HAhah that Sav made me laugh a lot! It looked like Jurrasic Park and then with his feet over the edge reminded me of my tegu. They look great


----------



## nemo66 (May 6, 2009)

great looking animals XD which would you say is easier to care for?


----------



## Schnab (May 6, 2009)

Aww your savanah monitor is to die for XD Adorable!


----------



## kryptonitebarz (May 6, 2009)

Adorable Sav... Now I want one... smh... reptiles are ruining my LIFE!! In a good way.


----------



## Leonidas21 (May 6, 2009)

Haha thanks for the cool comments guys. My sav is very tame and my tegu is pretty mean doesnt like to be handled.
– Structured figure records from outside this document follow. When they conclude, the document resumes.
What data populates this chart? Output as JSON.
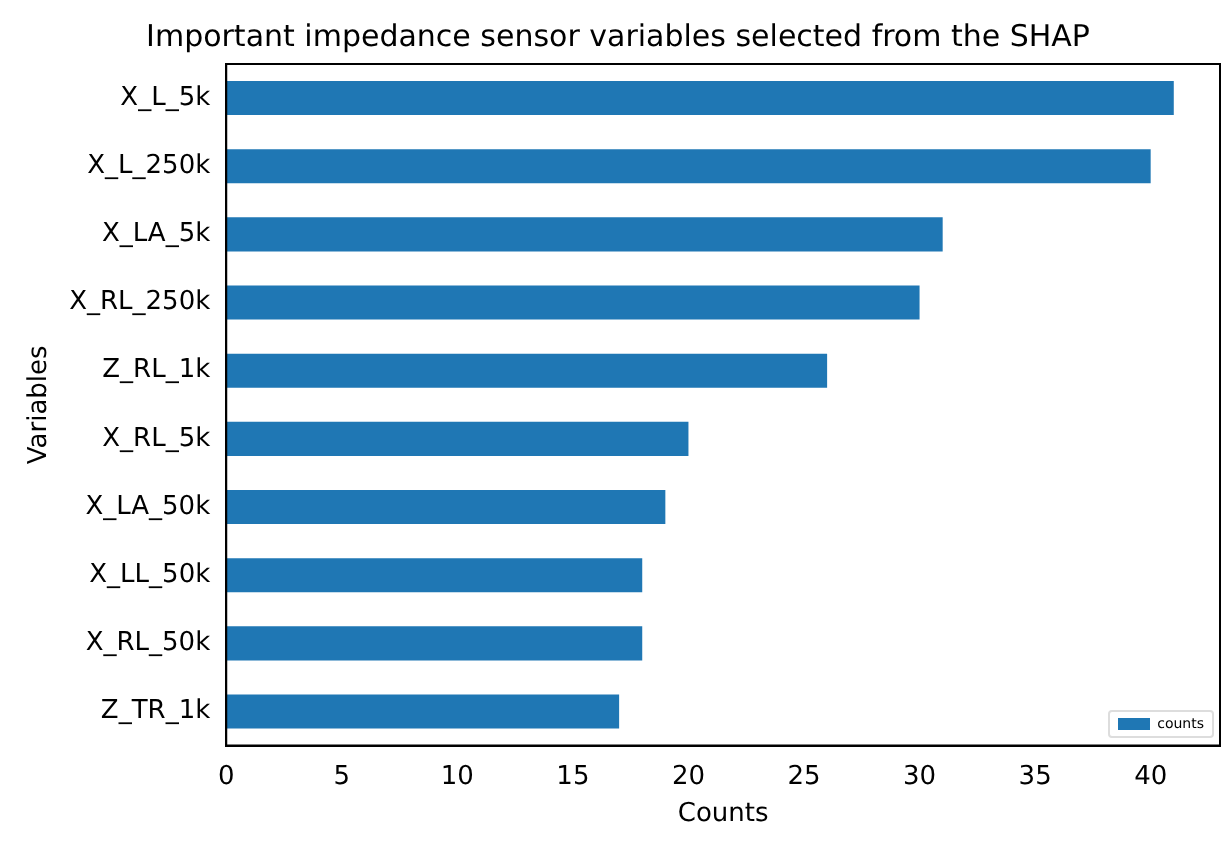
{
  "chart_data": {
    "type": "bar",
    "orientation": "horizontal",
    "title": "Important impedance sensor variables selected from the SHAP",
    "xlabel": "Counts",
    "ylabel": "Variables",
    "categories": [
      "X_L_5k",
      "X_L_250k",
      "X_LA_5k",
      "X_RL_250k",
      "Z_RL_1k",
      "X_RL_5k",
      "X_LA_50k",
      "X_LL_50k",
      "X_RL_50k",
      "Z_TR_1k"
    ],
    "series": [
      {
        "name": "counts",
        "color": "#1f77b4",
        "values": [
          41,
          40,
          31,
          30,
          26,
          20,
          19,
          18,
          18,
          17
        ]
      }
    ],
    "xlim": [
      0,
      43
    ],
    "xticks": [
      0,
      5,
      10,
      15,
      20,
      25,
      30,
      35,
      40
    ],
    "grid": false,
    "legend": "bottom right"
  }
}
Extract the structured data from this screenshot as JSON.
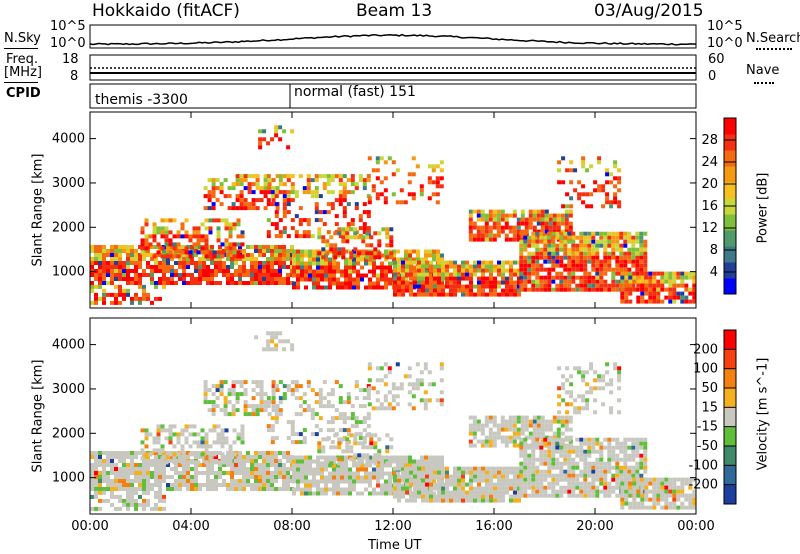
{
  "header": {
    "station": "Hokkaido (fitACF)",
    "beam": "Beam 13",
    "date": "03/Aug/2015"
  },
  "side_labels": {
    "nsky": "N.Sky",
    "nsearch": "N.Search",
    "freq_line1": "Freq.",
    "freq_line2": "[MHz]",
    "nave": "Nave",
    "cpid": "CPID"
  },
  "noise_axis": {
    "top": "10^5",
    "bottom": "10^0"
  },
  "freq_axis": {
    "top": "18",
    "bottom": "8"
  },
  "nave_axis": {
    "top": "60",
    "bottom": "0"
  },
  "cpid_modes": [
    "themis -3300",
    "normal (fast) 151"
  ],
  "chart_data": [
    {
      "type": "heatmap",
      "name": "power",
      "ylabel": "Slant Range [km]",
      "colorbar_label": "Power [dB]",
      "ylim": [
        180,
        4600
      ],
      "yticks": [
        1000,
        2000,
        3000,
        4000
      ],
      "colorbar_ticks": [
        "28",
        "24",
        "20",
        "16",
        "12",
        "8",
        "4"
      ],
      "colors": [
        "#0000ff",
        "#1f3f9a",
        "#3c7a8a",
        "#4f9a6a",
        "#7fbf3a",
        "#c8d83a",
        "#f5c020",
        "#f59a10",
        "#f56a10",
        "#f53010",
        "#ff0000"
      ]
    },
    {
      "type": "heatmap",
      "name": "velocity",
      "ylabel": "Slant Range [km]",
      "colorbar_label": "Velocity [m s^-1]",
      "ylim": [
        180,
        4600
      ],
      "yticks": [
        1000,
        2000,
        3000,
        4000
      ],
      "colorbar_ticks": [
        "200",
        "100",
        "50",
        "15",
        "-15",
        "-50",
        "-100",
        "-200"
      ],
      "colors": [
        "#1f3fa0",
        "#2f6a9a",
        "#3f8a6a",
        "#5fbf3a",
        "#c8c8c0",
        "#f5b020",
        "#f58010",
        "#f54010",
        "#ff0000"
      ]
    }
  ],
  "x_axis": {
    "label": "Time UT",
    "ticks": [
      "00:00",
      "04:00",
      "08:00",
      "12:00",
      "16:00",
      "20:00",
      "00:00"
    ]
  }
}
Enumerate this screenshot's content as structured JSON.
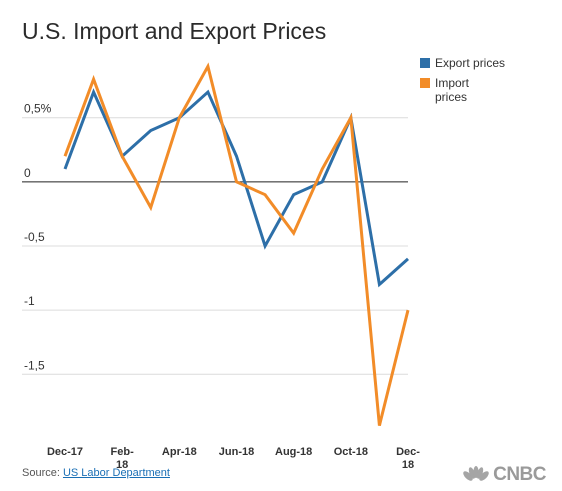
{
  "chart_data": {
    "type": "line",
    "title": "U.S. Import and Export Prices",
    "x": [
      "Dec-17",
      "Jan-18",
      "Feb-18",
      "Mar-18",
      "Apr-18",
      "May-18",
      "Jun-18",
      "Jul-18",
      "Aug-18",
      "Sep-18",
      "Oct-18",
      "Nov-18",
      "Dec-18"
    ],
    "x_tick_labels": [
      {
        "index": 0,
        "lines": [
          "Dec-17"
        ]
      },
      {
        "index": 2,
        "lines": [
          "Feb-",
          "18"
        ]
      },
      {
        "index": 4,
        "lines": [
          "Apr-18"
        ]
      },
      {
        "index": 6,
        "lines": [
          "Jun-18"
        ]
      },
      {
        "index": 8,
        "lines": [
          "Aug-18"
        ]
      },
      {
        "index": 10,
        "lines": [
          "Oct-18"
        ]
      },
      {
        "index": 12,
        "lines": [
          "Dec-",
          "18"
        ]
      }
    ],
    "y_ticks": [
      {
        "value": 0.5,
        "label": "0,5%"
      },
      {
        "value": 0,
        "label": "0"
      },
      {
        "value": -0.5,
        "label": "-0,5"
      },
      {
        "value": -1,
        "label": "-1"
      },
      {
        "value": -1.5,
        "label": "-1,5"
      }
    ],
    "ylim": [
      -1.95,
      0.95
    ],
    "grid": true,
    "legend_position": "top-right",
    "series": [
      {
        "name": "Export prices",
        "color": "#2d6fa8",
        "values": [
          0.1,
          0.7,
          0.2,
          0.4,
          0.5,
          0.7,
          0.2,
          -0.5,
          -0.1,
          0.0,
          0.5,
          -0.8,
          -0.6
        ]
      },
      {
        "name": "Import prices",
        "color": "#f28c28",
        "values": [
          0.2,
          0.8,
          0.2,
          -0.2,
          0.5,
          0.9,
          0.0,
          -0.1,
          -0.4,
          0.1,
          0.5,
          -1.9,
          -1.0
        ]
      }
    ]
  },
  "legend": {
    "items": [
      {
        "lines": [
          "Export prices"
        ],
        "color": "#2d6fa8"
      },
      {
        "lines": [
          "Import",
          "prices"
        ],
        "color": "#f28c28"
      }
    ]
  },
  "footer": {
    "source_prefix": "Source: ",
    "source_link": "US Labor Department",
    "logo_text": "CNBC"
  }
}
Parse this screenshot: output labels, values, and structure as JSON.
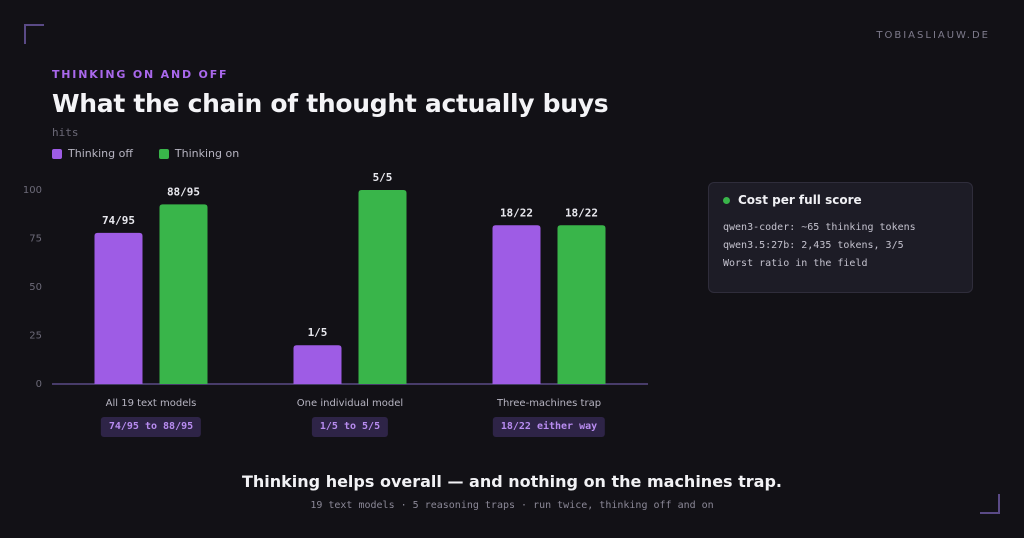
{
  "header": {
    "site": "TOBIASLIAUW.DE",
    "eyebrow": "THINKING ON AND OFF",
    "title": "What the chain of thought actually buys",
    "unit": "hits"
  },
  "colors": {
    "off": "#9e5ce5",
    "on": "#39b54a",
    "pill_bg": "#2e2447",
    "pill_text": "#b88cf0"
  },
  "chart_data": {
    "type": "bar",
    "categories": [
      "All 19 text models",
      "One individual model",
      "Three-machines trap"
    ],
    "series": [
      {
        "name": "Thinking off",
        "values": [
          77.9,
          20,
          81.8
        ],
        "labels": [
          "74/95",
          "1/5",
          "18/22"
        ]
      },
      {
        "name": "Thinking on",
        "values": [
          92.6,
          100,
          81.8
        ],
        "labels": [
          "88/95",
          "5/5",
          "18/22"
        ]
      }
    ],
    "ylabel": "hits",
    "ylim": [
      0,
      100
    ],
    "yticks": [
      0,
      25,
      50,
      75,
      100
    ],
    "grid": false,
    "legend": "top-left",
    "summaries": [
      "74/95 to 88/95",
      "1/5 to 5/5",
      "18/22 either way"
    ]
  },
  "card": {
    "title": "Cost per full score",
    "lines": [
      "qwen3-coder: ~65 thinking tokens",
      "qwen3.5:27b: 2,435 tokens, 3/5",
      "Worst ratio in the field"
    ]
  },
  "footer": {
    "headline": "Thinking helps overall — and nothing on the machines trap.",
    "sub": "19 text models · 5 reasoning traps · run twice, thinking off and on"
  }
}
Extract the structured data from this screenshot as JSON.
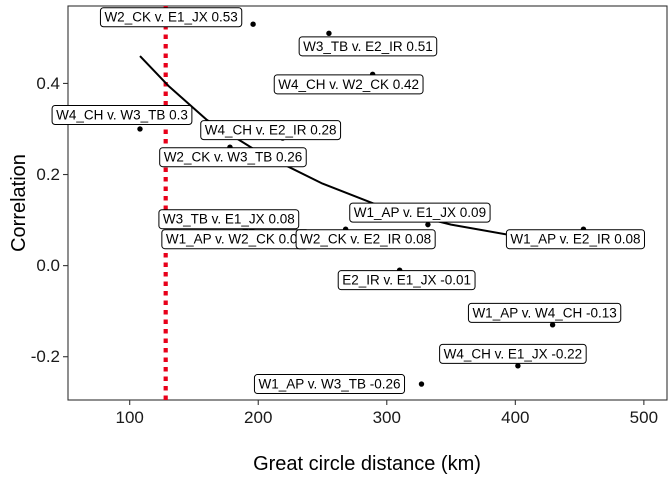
{
  "chart_data": {
    "type": "scatter",
    "xlabel": "Great circle distance (km)",
    "ylabel": "Correlation",
    "xlim": [
      52,
      518
    ],
    "ylim": [
      -0.295,
      0.57
    ],
    "x_ticks": [
      100,
      200,
      300,
      400,
      500
    ],
    "y_ticks": [
      -0.2,
      0.0,
      0.2,
      0.4
    ],
    "y_tick_labels": [
      "-0.2",
      "0.0",
      "0.2",
      "0.4"
    ],
    "grid": false,
    "legend": "none",
    "points": [
      {
        "label": "W2_CK v. E1_JX 0.53",
        "x": 196,
        "y": 0.53
      },
      {
        "label": "W3_TB v. E2_IR 0.51",
        "x": 255,
        "y": 0.51
      },
      {
        "label": "W4_CH v. W2_CK 0.42",
        "x": 289,
        "y": 0.42
      },
      {
        "label": "W4_CH v. W3_TB 0.3",
        "x": 108,
        "y": 0.3
      },
      {
        "label": "W4_CH v. E2_IR 0.28",
        "x": 219,
        "y": 0.28
      },
      {
        "label": "W2_CK v. W3_TB 0.26",
        "x": 178,
        "y": 0.26
      },
      {
        "label": "W3_TB v. E1_JX 0.08",
        "x": 195,
        "y": 0.08
      },
      {
        "label": "W1_AP v. W2_CK 0.08",
        "x": 190,
        "y": 0.08
      },
      {
        "label": "W2_CK v. E2_IR 0.08",
        "x": 268,
        "y": 0.08
      },
      {
        "label": "W1_AP v. E1_JX 0.09",
        "x": 332,
        "y": 0.09
      },
      {
        "label": "W1_AP v. E2_IR 0.08",
        "x": 453,
        "y": 0.08
      },
      {
        "label": "E2_IR v. E1_JX -0.01",
        "x": 310,
        "y": -0.01
      },
      {
        "label": "W1_AP v. W4_CH -0.13",
        "x": 429,
        "y": -0.13
      },
      {
        "label": "W4_CH v. E1_JX -0.22",
        "x": 402,
        "y": -0.22
      },
      {
        "label": "W1_AP v. W3_TB -0.26",
        "x": 327,
        "y": -0.26
      }
    ],
    "trend_line": {
      "x": [
        108,
        130,
        160,
        200,
        250,
        300,
        350,
        400,
        430
      ],
      "y": [
        0.46,
        0.395,
        0.32,
        0.25,
        0.18,
        0.125,
        0.09,
        0.065,
        0.055
      ]
    },
    "reference_line": {
      "x": 128,
      "color": "#e8001a",
      "style": "dotted"
    },
    "colors": {
      "points": "#000000",
      "trend": "#000000",
      "reference": "#e8001a",
      "background": "#ffffff"
    }
  }
}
I dont know yet which one will be eaiser to take care of because my sav is still very little lol but Ill keep everyone updated


----------



## BSM (May 6, 2009)

You got pics of the savannahs cage and does it have an screen or solid top? You should put some dirt in there a good 12 inches, they love to dig

Nice savannah and tegu by the way

Bryan


----------



## Leonidas21 (May 6, 2009)

He has a solid top and I ran out of eco earth so i just used paper towls thanks


----------



## CaterpillarGiraffe (May 14, 2009)

Cute Tegu and Sav!

I have both myself, too


----------



## Leonidas21 (May 14, 2009)

Wow thanks Caterpillargiraffe haha I never knew you were a member. I seen some of your vids love your tegu how is your tegu with his mbd?


----------



## CaterpillarGiraffe (May 15, 2009)

Yep, I've been a member ever since I got my Tegu. He's great, it isn't progressing at all. He has an amazing appetite and personality!


----------